Bernadette Moyer was about to launch her college softball career. She and her team were heading to Florida for a spring tournament to start the season. It was a moment she had dreamed of and prepared for since she started playing T-ball at 5.
Then COVID hit. The tournament was canceled, the season scrapped, her dreams dashed.
After the shock, Bernadette envisioned her life without softball. She had begun college thinking she’d be a teacher. The second of six siblings, she was comfortable around children.
“All I knew was that I had a deep passion for helping people,” she recalls.
The pandemic gave Bernadette pause to reconsider. She had a head for numbers and considered how she could put it to use.
“After learning about what finance is and how it really intertwines with helping people, I figured this could be the path for me,” she says.
Bernadette has worked since she was 15 – busing tables, serving food, painting houses, even cleaning bathrooms at a fitness club where she was a sales associate. She appreciates her earnings especially because she’s paying for her college education. She has learned by necessity to budget her money.

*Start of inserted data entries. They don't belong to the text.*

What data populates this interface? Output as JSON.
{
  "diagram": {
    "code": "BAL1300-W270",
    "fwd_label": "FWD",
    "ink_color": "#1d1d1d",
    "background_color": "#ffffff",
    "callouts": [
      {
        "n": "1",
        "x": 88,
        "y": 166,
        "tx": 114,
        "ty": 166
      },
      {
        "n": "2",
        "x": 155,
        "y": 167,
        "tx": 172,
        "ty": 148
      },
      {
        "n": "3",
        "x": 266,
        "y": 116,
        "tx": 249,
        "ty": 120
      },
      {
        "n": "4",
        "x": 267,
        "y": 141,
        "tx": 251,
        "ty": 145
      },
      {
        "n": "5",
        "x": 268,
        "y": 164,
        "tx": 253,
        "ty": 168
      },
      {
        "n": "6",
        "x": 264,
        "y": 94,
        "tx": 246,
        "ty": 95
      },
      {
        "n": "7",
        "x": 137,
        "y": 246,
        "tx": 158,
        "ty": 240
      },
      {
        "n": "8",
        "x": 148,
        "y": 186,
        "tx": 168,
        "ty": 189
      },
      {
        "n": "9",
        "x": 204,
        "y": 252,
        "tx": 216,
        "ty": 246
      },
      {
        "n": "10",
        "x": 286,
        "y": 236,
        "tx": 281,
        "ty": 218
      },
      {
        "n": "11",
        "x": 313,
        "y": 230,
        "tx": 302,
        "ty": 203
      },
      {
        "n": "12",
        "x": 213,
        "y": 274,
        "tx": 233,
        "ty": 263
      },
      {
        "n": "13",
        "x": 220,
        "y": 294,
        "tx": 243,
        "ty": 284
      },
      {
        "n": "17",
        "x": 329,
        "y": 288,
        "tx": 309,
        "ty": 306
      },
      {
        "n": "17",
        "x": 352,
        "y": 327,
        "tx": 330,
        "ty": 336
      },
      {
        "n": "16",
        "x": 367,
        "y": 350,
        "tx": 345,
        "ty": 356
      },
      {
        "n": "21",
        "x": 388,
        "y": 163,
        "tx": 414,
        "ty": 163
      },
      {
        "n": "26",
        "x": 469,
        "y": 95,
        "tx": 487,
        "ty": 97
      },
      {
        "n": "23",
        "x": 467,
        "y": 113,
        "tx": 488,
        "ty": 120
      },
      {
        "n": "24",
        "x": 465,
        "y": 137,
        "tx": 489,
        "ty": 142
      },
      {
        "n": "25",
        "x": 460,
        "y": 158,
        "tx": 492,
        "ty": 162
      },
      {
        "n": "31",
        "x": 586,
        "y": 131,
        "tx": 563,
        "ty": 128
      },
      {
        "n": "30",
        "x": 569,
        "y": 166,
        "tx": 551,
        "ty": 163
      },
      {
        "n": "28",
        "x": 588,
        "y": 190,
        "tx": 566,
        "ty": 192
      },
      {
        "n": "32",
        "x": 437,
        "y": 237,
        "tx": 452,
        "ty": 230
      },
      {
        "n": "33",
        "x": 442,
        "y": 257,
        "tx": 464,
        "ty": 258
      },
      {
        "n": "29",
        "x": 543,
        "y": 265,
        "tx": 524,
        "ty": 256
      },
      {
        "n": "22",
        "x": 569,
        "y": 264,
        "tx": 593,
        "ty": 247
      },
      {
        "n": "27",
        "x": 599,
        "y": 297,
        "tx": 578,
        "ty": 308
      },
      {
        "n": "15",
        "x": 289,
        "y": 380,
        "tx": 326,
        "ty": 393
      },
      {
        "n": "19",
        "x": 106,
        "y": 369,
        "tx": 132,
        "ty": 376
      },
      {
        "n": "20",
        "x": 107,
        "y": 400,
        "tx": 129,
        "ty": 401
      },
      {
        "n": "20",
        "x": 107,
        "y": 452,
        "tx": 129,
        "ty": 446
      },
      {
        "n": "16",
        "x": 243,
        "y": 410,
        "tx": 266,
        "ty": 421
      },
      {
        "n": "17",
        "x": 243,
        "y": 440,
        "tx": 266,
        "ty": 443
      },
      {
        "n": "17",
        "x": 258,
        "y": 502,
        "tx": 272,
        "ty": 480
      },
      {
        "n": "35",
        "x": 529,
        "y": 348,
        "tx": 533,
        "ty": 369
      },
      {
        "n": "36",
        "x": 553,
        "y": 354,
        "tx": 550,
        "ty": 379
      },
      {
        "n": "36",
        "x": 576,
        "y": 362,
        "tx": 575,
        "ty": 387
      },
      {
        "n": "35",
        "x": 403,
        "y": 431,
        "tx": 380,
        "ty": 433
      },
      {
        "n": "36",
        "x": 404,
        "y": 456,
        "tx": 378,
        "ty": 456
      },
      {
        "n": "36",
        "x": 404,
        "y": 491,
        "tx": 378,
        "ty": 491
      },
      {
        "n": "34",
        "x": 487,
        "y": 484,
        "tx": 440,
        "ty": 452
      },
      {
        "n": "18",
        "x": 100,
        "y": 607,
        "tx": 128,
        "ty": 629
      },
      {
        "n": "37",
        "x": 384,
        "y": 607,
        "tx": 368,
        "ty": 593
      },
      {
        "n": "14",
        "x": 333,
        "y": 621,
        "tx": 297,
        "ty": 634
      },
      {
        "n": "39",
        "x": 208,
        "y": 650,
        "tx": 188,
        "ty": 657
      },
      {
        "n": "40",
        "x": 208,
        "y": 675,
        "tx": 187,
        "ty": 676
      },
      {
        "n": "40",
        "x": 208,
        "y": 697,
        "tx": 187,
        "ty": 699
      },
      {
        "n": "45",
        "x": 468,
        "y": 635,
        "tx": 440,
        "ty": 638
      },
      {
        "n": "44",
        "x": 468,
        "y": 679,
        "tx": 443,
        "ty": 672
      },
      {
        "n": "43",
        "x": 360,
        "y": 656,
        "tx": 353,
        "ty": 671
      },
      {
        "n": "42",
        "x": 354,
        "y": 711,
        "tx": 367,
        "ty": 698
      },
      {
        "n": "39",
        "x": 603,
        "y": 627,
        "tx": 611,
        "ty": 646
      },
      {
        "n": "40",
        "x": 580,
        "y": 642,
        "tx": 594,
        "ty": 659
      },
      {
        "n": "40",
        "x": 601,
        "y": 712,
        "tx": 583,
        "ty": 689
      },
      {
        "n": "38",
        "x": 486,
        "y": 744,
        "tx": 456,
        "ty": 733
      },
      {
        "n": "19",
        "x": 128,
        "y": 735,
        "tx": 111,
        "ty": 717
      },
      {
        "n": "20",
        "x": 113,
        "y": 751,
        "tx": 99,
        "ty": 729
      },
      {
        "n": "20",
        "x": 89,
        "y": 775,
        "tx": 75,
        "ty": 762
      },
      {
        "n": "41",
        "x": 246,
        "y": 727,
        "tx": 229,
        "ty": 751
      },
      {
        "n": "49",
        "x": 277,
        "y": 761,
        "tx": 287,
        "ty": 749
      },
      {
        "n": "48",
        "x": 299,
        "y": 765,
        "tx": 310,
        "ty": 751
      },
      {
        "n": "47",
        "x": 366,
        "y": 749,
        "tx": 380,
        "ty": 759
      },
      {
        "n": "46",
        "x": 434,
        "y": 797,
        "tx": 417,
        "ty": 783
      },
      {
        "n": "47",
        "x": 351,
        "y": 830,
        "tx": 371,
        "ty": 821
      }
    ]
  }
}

Bernadette says she’s eager to keep learning about finances and investing to benefit others.
“I just want to be able with all the knowledge I pick up along my journey,” she says, “to pass that along, so more people can live comfortable, happy lives.”
Bernadette grew up in Mequon and studies at the University of Wisconsin-Milwaukee. She enjoys longboarding, working out, being outside with her dog and reading self-improvement books.